South Sudan says Sudanese warplanes have bombed its territory, killing at least one civilian and injuring several others.
Army spokesman Philip Aguer told reporters Wednesday that Sudanese planes bombed the Bahr al Ghazal area of South Sudan, near the countries' shared border, on Tuesday.
The French news agency quotes a Sudanese army spokesman as saying Sudan attacked an area near the border but not in South Sudanese territory. The spokesman said the attack targeted a compound set up by Darfur rebels in al-Regaibat, 40 kilometers north of the border.
The attack comes amid delays in implementing security and oil deals the two Sudans signed in September, after fighting along their disputed border earlier in the year.
The deals call for resumption of southern oil exports through the north, a move that would greatly benefit both economies.
South Sudan shut down all oil production in January after a dispute with Khartoum over how much it pays to use Sudan's pipelines and a port.

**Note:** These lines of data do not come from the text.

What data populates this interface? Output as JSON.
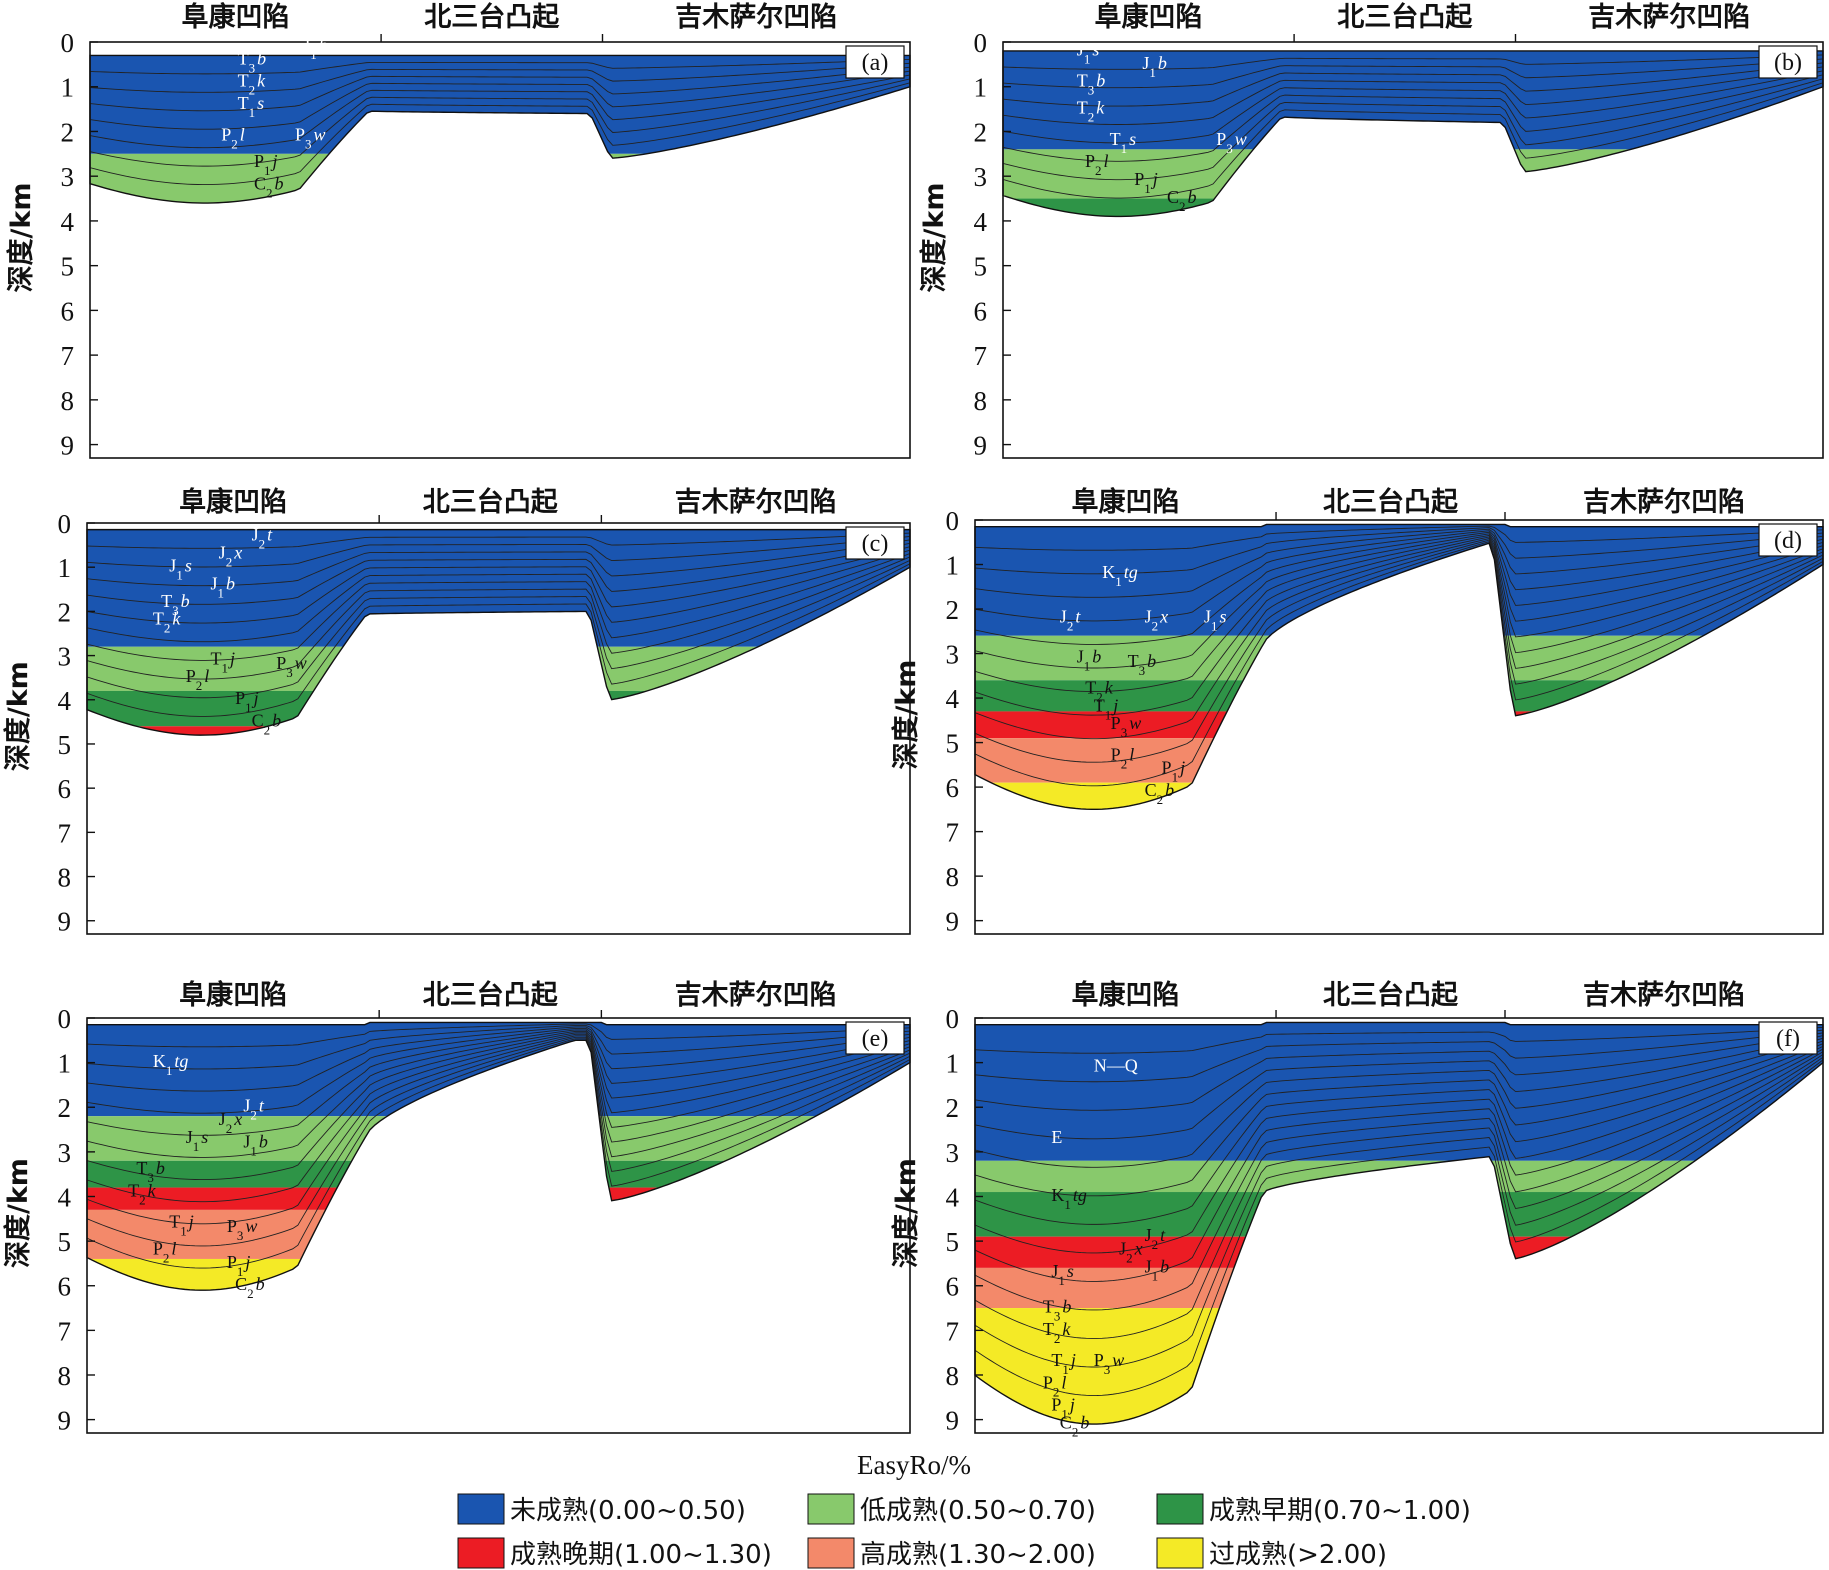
{
  "regions": [
    "阜康凹陷",
    "北三台凸起",
    "吉木萨尔凹陷"
  ],
  "y_axis_label": "深度/km",
  "y_ticks": [
    "0",
    "1",
    "2",
    "3",
    "4",
    "5",
    "6",
    "7",
    "8",
    "9"
  ],
  "legend_title": "EasyRo/%",
  "legend": [
    {
      "label": "未成熟(0.00~0.50)",
      "color": "#1a55b0"
    },
    {
      "label": "低成熟(0.50~0.70)",
      "color": "#88c96c"
    },
    {
      "label": "成熟早期(0.70~1.00)",
      "color": "#2e9447"
    },
    {
      "label": "成熟晚期(1.00~1.30)",
      "color": "#ec1c24"
    },
    {
      "label": "高成熟(1.30~2.00)",
      "color": "#f3896a"
    },
    {
      "label": "过成熟(>2.00)",
      "color": "#f4ea26"
    }
  ],
  "chart_data": [
    {
      "type": "area",
      "panel_label": "(a)",
      "ylim": [
        0,
        9.3
      ],
      "y_unit": "km",
      "maturity_bands_depth_km": [
        {
          "class": "未成熟",
          "top": 0,
          "base": 2.5
        },
        {
          "class": "低成熟",
          "top": 2.5,
          "base": 3.6
        }
      ],
      "strata_labels": [
        "J1b",
        "T3b",
        "T2k",
        "T1s",
        "P2l",
        "P3w",
        "P1j",
        "C2b"
      ]
    },
    {
      "type": "area",
      "panel_label": "(b)",
      "ylim": [
        0,
        9.3
      ],
      "y_unit": "km",
      "maturity_bands_depth_km": [
        {
          "class": "未成熟",
          "top": 0,
          "base": 2.4
        },
        {
          "class": "低成熟",
          "top": 2.4,
          "base": 3.5
        },
        {
          "class": "成熟早期",
          "top": 3.5,
          "base": 3.9
        }
      ],
      "strata_labels": [
        "J1s",
        "J1b",
        "T3b",
        "T2k",
        "T1s",
        "P3w",
        "P2l",
        "P1j",
        "C2b"
      ]
    },
    {
      "type": "area",
      "panel_label": "(c)",
      "ylim": [
        0,
        9.3
      ],
      "y_unit": "km",
      "maturity_bands_depth_km": [
        {
          "class": "未成熟",
          "top": 0,
          "base": 2.8
        },
        {
          "class": "低成熟",
          "top": 2.8,
          "base": 3.8
        },
        {
          "class": "成熟早期",
          "top": 3.8,
          "base": 4.6
        },
        {
          "class": "成熟晚期",
          "top": 4.6,
          "base": 4.8
        }
      ],
      "strata_labels": [
        "J2t",
        "J2x",
        "J1s",
        "J1b",
        "T3b",
        "T2k",
        "T1j",
        "P3w",
        "P2l",
        "P1j",
        "C2b"
      ]
    },
    {
      "type": "area",
      "panel_label": "(d)",
      "ylim": [
        0,
        9.3
      ],
      "y_unit": "km",
      "maturity_bands_depth_km": [
        {
          "class": "未成熟",
          "top": 0,
          "base": 2.6
        },
        {
          "class": "低成熟",
          "top": 2.6,
          "base": 3.6
        },
        {
          "class": "成熟早期",
          "top": 3.6,
          "base": 4.3
        },
        {
          "class": "成熟晚期",
          "top": 4.3,
          "base": 4.9
        },
        {
          "class": "高成熟",
          "top": 4.9,
          "base": 5.9
        },
        {
          "class": "过成熟",
          "top": 5.9,
          "base": 6.5
        }
      ],
      "strata_labels": [
        "K1tg",
        "J2t",
        "J2x",
        "J1s",
        "J1b",
        "T3b",
        "T2k",
        "T1j",
        "P3w",
        "P2l",
        "P1j",
        "C2b"
      ]
    },
    {
      "type": "area",
      "panel_label": "(e)",
      "ylim": [
        0,
        9.3
      ],
      "y_unit": "km",
      "maturity_bands_depth_km": [
        {
          "class": "未成熟",
          "top": 0,
          "base": 2.2
        },
        {
          "class": "低成熟",
          "top": 2.2,
          "base": 3.2
        },
        {
          "class": "成熟早期",
          "top": 3.2,
          "base": 3.8
        },
        {
          "class": "成熟晚期",
          "top": 3.8,
          "base": 4.3
        },
        {
          "class": "高成熟",
          "top": 4.3,
          "base": 5.4
        },
        {
          "class": "过成熟",
          "top": 5.4,
          "base": 6.1
        }
      ],
      "strata_labels": [
        "K1tg",
        "J2t",
        "J2x",
        "J1s",
        "J1b",
        "T3b",
        "T2k",
        "T1j",
        "P3w",
        "P2l",
        "P1j",
        "C2b"
      ]
    },
    {
      "type": "area",
      "panel_label": "(f)",
      "ylim": [
        0,
        9.3
      ],
      "y_unit": "km",
      "maturity_bands_depth_km": [
        {
          "class": "未成熟",
          "top": 0,
          "base": 3.2
        },
        {
          "class": "低成熟",
          "top": 3.2,
          "base": 3.9
        },
        {
          "class": "成熟早期",
          "top": 3.9,
          "base": 4.9
        },
        {
          "class": "成熟晚期",
          "top": 4.9,
          "base": 5.6
        },
        {
          "class": "高成熟",
          "top": 5.6,
          "base": 6.5
        },
        {
          "class": "过成熟",
          "top": 6.5,
          "base": 9.1
        }
      ],
      "strata_labels": [
        "N—Q",
        "E",
        "K1tg",
        "J2t",
        "J2x",
        "J1s",
        "J1b",
        "T3b",
        "T2k",
        "T1j",
        "P3w",
        "P2l",
        "P1j",
        "C2b"
      ]
    }
  ]
}
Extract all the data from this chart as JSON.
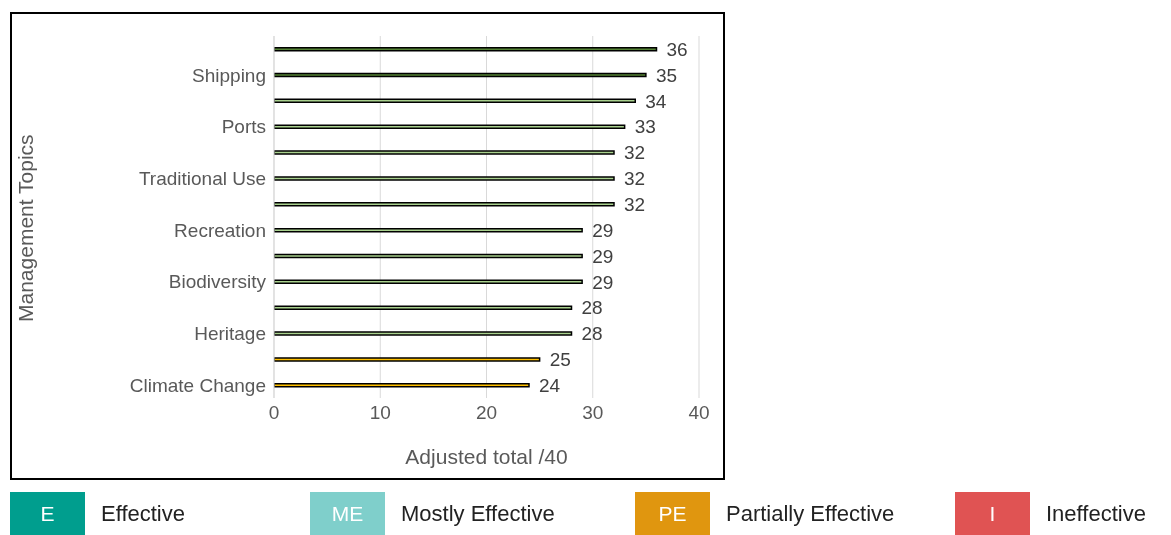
{
  "chart_data": [
    {
      "type": "bar",
      "orientation": "horizontal",
      "xlabel": "Adjusted total /40",
      "ylabel": "Management Topics",
      "categories": [
        null,
        "Shipping",
        null,
        "Ports",
        null,
        "Traditional Use",
        null,
        "Recreation",
        null,
        "Biodiversity",
        null,
        "Heritage",
        null,
        "Climate Change"
      ],
      "values": [
        36,
        35,
        34,
        33,
        32,
        32,
        32,
        29,
        29,
        29,
        28,
        28,
        25,
        24
      ],
      "colors": [
        "#548235",
        "#548235",
        "#a9d18e",
        "#a9d18e",
        "#a9d18e",
        "#a9d18e",
        "#a9d18e",
        "#a9d18e",
        "#a9d18e",
        "#a9d18e",
        "#a9d18e",
        "#a9d18e",
        "#ffc000",
        "#ffc000"
      ],
      "xlim": [
        0,
        40
      ],
      "xticks": [
        0,
        10,
        20,
        30,
        40
      ],
      "grid": "x",
      "data_labels": true,
      "legend": false
    },
    {
      "type": "other",
      "categories": [
        "Effective",
        "Mostly Effective",
        "Partially Effective",
        "Ineffective"
      ],
      "annotations": [
        "E",
        "ME",
        "PE",
        "I"
      ],
      "colors": [
        "#009e8e",
        "#7fcfcb",
        "#e0960f",
        "#e05353"
      ]
    }
  ]
}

The September deal, mediated by the African Union, includes a demilitarized buffer zone at the shared border. But the two nations have not agreed on a way to move their forces back from the unmarked border.
Sudan and South Sudan went to the brink of war in April after the south occupied a northern oilfield. Relations between the two countries have been mostly rocky since the South declared independence last year.